Os Centros de Atenção Psicossocial (CAPS), o acompanhamento e o cuidado em saúde mental nas equipes de Saúde da Família, as outras modalidades de cuidado, seriam insuficientes para o tamanho do problema. As pessoas internadas eram herdeiras da tradição do Grande Enclausuramento: em geral, pessoas para as quais o Estado não ofereceu políticas de proteção, promoção e defesa da vida. Pessoas que não tiveram condições dignas de nascimento, alimentação, moradia, educação, formação profissional, direitos. Eduardo Galeano poderia incluí-las na sua definição de “ninguéns”.
Enfim, mais do que a criação de serviços que pudessem oferecer cuidado real, e em liberdade, mostrou-se necessária a invenção de vários dispositivos de produção de vida, de sociabilidade, de ocupação dos espaços e possibilidades urbanas. Desta forma, foi preciso instaurar várias iniciativas de trabalho e economia solidária, de centros de convivência e cultura e de pertencimentos coletivos.
Tomou corpo um potente projeto de arte e cultura, assim como de esportes e participação social que, transcendendo os objetivos terapêuticos e de mero entretenimento, passou a significar a produção de novos sentidos e estratégias de diálogo com a sociedade, de transformação das identidades centradas na ideia de patologias, de construção de outro lugar social. Estratégias de “outramentos”, na provocação de Peter Pál Pelbart, de poder deslocar-se para outra forma de se pensar e de pensar o seu lugar no coletivo.

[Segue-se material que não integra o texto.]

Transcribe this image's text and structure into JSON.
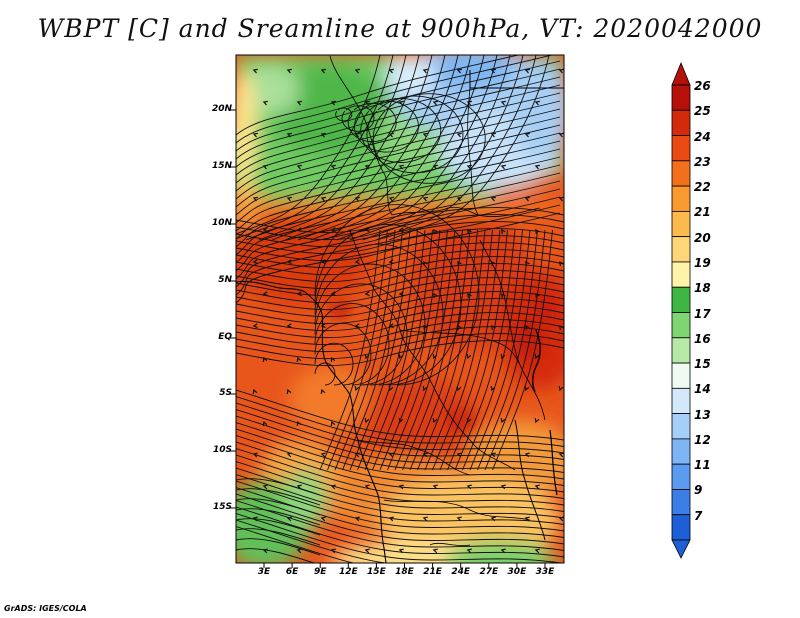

Também foi necessário criar projetos de residencialidade, mais do que para oferecer lugar de moradia assistida, e muito mais que criar “serviços residenciais terapêuticos”, oferecer a possibilidade de viver na cidade: de habitar e ocupar os espaços urbanos. Cada vez mais, as residências se afastam do significado de “serviços” e de “terapêuticos”, para almejarem ser dispositivos de ocupação do espaço social, do território, da pólis, da cidade, da cidadania. As residências são pontos avançados de construção de um outro lugar social para a loucura, a diversidade e os “inumeráveis estados do ser”, como Artaud se referia à complexidade da experiência humana, que a psiquiatria insiste em reduzir a doenças.
Lima Barreto começou o romance inacabado com o instigante e provocativo título “Cemitério dos Vivos”, que se refere às suas internações no Hospício Nacional de Alienados na Praia Vermelha: um cemitério onde estão enterradas pessoas vivas, porém mortas socialmente. O potente trabalho da Reforma Psiquiátrica brasileiro, com o fechamento de mais de 60 mil vagas em hospícios, a criação de um vigoroso trabalho de atenção ao sofrimento na atenção primária e nos Centros de Atenção Psicossocial, os centros de convivência, as iniciativas de arte e cultura, de geração de renda e de economia solidária, os projetos de residencialidade, nos aventa à analogia: vidas ressuscitadas!
■ Paulo Amarante é pesquisador sênior do Laboratório de Estudos e Pesquisas em Saúde Mental e Atenção Psicossocial (LAPS) da Escola Nacional de Saúde Pública Sergio Arouca (Ensp/Fiocruz) e do Centro de Estudos Estratégicos (CEE) da Fiocruz. É fundador da Associação Brasileira de Saúde Mental (Abrasme) e um dos pioneiros do movimento brasileiro de reforma psiquiátrica.